Después, mucho después de lo que ella hubiese querido, los tres muchachos recortaron su silueta contra el marco de la puerta y se acercaron como salidos de un sueño. Por primera vez se abrieron las puertas de par en par y el bailongo mostró sin misterios sus miserias, sus pequeñas mesas y sillas desaliñadas, su amplia pista y los rastros de años de encierro y abandono. Junto con el olor a orín de gato y con la polvareda levantada escaparon por esa puerta los últimos fantasmas que habitaban el lugar y las mentes de los chicos. Cuando los muchachos salieron parecían mayores, y Lena los miraba una y otra vez tratando de ver cuáles eran las diferencias. Traían un botín: cerca de veinte botellas de caña añejada que, en realidad, de haber podido, ni Víctor ni sus compañeros se hubieran animado a tomar. La gente adulta se mostró muy dispuesta a premiar con dinero la valiente hazaña de los tres muchachitos a cambio de alguna de las botellas y todos quedaron conformes con el trato. Y Lena tuvo su parte pues también había colaborado.

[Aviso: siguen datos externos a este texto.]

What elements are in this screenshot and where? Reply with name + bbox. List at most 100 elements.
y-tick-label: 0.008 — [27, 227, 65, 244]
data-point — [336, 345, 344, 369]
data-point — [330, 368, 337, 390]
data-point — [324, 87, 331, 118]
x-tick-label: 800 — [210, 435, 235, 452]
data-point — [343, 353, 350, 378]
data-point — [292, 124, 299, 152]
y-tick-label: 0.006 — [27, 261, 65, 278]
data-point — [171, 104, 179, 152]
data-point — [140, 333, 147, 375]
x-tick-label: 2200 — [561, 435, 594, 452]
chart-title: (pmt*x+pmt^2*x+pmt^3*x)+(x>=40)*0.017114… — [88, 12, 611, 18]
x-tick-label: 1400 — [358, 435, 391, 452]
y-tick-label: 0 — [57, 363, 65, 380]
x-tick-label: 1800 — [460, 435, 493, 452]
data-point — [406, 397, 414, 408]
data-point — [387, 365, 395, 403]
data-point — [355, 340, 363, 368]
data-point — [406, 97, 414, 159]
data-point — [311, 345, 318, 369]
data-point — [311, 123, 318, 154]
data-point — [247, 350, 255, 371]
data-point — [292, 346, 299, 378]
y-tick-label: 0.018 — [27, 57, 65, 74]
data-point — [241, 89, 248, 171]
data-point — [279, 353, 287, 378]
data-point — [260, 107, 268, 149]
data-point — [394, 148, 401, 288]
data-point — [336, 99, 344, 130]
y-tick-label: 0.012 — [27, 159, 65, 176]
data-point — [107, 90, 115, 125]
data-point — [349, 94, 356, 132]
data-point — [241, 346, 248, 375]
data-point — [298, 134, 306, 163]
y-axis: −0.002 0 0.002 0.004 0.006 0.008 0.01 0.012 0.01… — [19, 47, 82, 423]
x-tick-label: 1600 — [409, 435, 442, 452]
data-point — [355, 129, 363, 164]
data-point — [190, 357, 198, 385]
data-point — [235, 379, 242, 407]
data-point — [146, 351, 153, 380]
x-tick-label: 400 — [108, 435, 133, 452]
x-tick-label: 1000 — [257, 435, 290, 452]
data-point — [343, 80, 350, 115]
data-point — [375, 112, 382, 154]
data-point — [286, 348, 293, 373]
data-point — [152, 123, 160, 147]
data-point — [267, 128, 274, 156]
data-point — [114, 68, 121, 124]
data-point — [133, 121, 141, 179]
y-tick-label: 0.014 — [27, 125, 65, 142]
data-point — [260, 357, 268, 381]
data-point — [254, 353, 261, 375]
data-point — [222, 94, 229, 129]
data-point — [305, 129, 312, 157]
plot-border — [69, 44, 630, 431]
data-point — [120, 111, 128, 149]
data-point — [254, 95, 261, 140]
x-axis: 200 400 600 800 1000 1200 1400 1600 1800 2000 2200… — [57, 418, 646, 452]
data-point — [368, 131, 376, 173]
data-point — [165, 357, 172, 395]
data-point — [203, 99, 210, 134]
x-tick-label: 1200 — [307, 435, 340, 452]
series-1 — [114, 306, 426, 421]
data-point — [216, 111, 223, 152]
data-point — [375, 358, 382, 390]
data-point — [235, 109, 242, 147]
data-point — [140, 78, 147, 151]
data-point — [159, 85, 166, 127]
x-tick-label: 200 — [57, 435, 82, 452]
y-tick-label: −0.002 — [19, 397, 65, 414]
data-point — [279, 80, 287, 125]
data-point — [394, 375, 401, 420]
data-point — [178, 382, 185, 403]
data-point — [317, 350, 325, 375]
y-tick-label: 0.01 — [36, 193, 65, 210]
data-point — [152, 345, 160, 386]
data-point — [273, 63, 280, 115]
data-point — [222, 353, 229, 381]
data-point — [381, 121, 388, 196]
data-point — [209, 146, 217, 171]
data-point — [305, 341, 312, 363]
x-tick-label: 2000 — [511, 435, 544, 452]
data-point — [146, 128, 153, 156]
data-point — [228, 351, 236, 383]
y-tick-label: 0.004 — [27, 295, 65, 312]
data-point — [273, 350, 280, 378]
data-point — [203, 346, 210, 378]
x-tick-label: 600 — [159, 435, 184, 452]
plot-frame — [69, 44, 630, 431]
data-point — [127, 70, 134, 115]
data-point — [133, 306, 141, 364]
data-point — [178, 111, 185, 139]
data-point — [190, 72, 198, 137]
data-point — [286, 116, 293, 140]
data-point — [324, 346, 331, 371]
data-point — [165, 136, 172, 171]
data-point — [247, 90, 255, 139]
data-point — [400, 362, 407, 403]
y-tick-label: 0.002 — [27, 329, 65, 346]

Cuando algunas puertas se abren, otras se cierran para siempre. Nadie contó lo que vieron allí adentro, pero ya nada fue lo mismo. Nunca más entraron. Lena siguió alimentando durante muchos años a los gatos que buscaban refugio allí, primero iba todos, los días, pero sus apariciones se fueron haciendo cada vez menos frecuentes. Poco después desapareció del lugar. Algunos dicen que se fue del barrio, o que murió, otros afirman ambas cosas. Entonces el local también fue desvaneciéndose de a poco, se hundió primero en el silencio y luego en un olvido más y más profundo, hasta que se volvió casi invisible para  todos. Al pasar por ese sitio, la gente suele cruzarse de vereda como empujados por un impulso irracional; quienes lo han resistido cuentan que al caminar antes sus puertas, desde su pista  suena una  música muy tenue disimulada apenas por el ulular del viento, un maullido lastimero o el chirriar punzante de bisagras oxidadas.